Drama Musikal Nyi Murtasiyah Mengembalikan Macapat ke Ruang Publik

CIREBON-Pertunjukan Drama Musikal Nyi Murtasiyah bakal dihelat hari ini, Rabu (12/12). Pementasan ini diharapkan menjadi suguhan yang menarik kepada masyarakat. Sutradara Drama Musikal Nyi Murtasiyah, Dedi “Kampleng” Setiawan mengatakan, penonton akan dibawa kepada suasana yang sangat Cirebon.

Meski begitu, ia menjanjikan akan mengemasnya dengan sentuhan yang lebih modern. “Pertunjukan ini basic-nya dari tradisi macapat, dengan suasana yang Cirebon banget. Kami coba mengemasnya lebih kekinian,” ungkap Dedi kepada Radar Cirebon.

Pertunjukan Drama Musikal Nyi Murtasiyah akan digelar di Studio Kaliandra Radar Cirebon Televisi (RCTV).

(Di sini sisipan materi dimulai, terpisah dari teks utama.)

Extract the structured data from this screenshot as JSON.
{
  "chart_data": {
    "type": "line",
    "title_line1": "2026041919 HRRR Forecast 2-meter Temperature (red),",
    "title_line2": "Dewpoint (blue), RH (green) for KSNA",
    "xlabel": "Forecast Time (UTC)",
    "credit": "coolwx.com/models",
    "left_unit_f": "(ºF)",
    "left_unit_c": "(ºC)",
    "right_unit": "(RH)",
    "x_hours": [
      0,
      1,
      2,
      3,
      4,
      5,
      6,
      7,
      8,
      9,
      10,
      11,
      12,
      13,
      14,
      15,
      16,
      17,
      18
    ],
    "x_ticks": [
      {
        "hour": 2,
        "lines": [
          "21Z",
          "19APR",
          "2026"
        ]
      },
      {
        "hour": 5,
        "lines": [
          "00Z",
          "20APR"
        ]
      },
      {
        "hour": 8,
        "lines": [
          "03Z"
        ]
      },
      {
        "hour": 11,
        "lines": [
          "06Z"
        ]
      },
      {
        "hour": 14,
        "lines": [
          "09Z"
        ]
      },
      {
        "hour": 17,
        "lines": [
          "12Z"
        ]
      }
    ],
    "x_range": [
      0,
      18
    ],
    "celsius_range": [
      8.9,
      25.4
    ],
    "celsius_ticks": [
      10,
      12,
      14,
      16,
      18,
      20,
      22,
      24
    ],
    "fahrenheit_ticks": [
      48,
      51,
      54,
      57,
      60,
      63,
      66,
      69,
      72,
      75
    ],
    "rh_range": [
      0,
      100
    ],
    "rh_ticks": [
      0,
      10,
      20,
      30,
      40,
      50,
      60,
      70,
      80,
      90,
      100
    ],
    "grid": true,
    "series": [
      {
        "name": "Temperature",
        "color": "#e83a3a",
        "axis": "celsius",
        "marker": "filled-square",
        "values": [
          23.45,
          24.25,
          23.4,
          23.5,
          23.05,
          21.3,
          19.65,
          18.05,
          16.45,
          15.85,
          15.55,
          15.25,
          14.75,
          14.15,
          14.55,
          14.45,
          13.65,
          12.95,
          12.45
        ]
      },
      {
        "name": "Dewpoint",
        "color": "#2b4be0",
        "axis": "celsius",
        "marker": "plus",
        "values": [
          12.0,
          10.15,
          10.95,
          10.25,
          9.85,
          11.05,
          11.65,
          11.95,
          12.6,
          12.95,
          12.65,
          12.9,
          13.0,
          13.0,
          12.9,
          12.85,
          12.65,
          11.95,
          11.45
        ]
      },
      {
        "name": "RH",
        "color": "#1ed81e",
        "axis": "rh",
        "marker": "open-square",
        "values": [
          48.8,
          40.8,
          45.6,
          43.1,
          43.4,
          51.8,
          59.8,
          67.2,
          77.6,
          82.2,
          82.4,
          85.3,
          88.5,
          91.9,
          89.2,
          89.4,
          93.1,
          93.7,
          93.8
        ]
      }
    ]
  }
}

Yang merupakan upaya Majelis Seni dan Tradisi Cirebon (MeSTI) dalam pelestarian tradisi. Helatan ini merupakan hasil kerja sama dengan Nunung Alvi Foundations. Dalam upaya menghadirkan kembali tradisi macapat ke ruang publik.

Hal tersebut dilakukan mengingat tradisi macapat yang menurutnya sudah hampir punah. “sekarang mungkin hanya segelintir orang saja yang mengetahui dan peduli dengan tradisi macapat. Dari situ kami ingin mempertahankan tradisi macapat. Supaya tidak punah,” tuturnya.

Sesuai dengan judulnya, Drama Musikal Nyi Murtasiyah mengisahkan perjalanan hidup Nyi Murtasiyah yang penuh dengan konflik. Nyi murtasiyah merupakan sosok yang sangat patuh terhadap suaminya, namun justru kemudian ia jatuh hingga menemukan kembali jati dirinya.

Dalam pertunjukan itu akan dikemas menggunakan metafor yang penuh dengan filosofi serta mengandung muatan dan ajaran hikmah kehidupan serta kental dengan unsure spiritualitas. Sederet seniman akan terlibat dalam pertunjukan drama musical nyi murtasiyah diantaranya Nunung Alvi, Sunjaya Priya, Asiti, Herlinda E Sahiman, Novi Kusuma Diharta, Edeng Syamsul Maarif, Cheppy Iriawan dan lain lainya. (awr-mg)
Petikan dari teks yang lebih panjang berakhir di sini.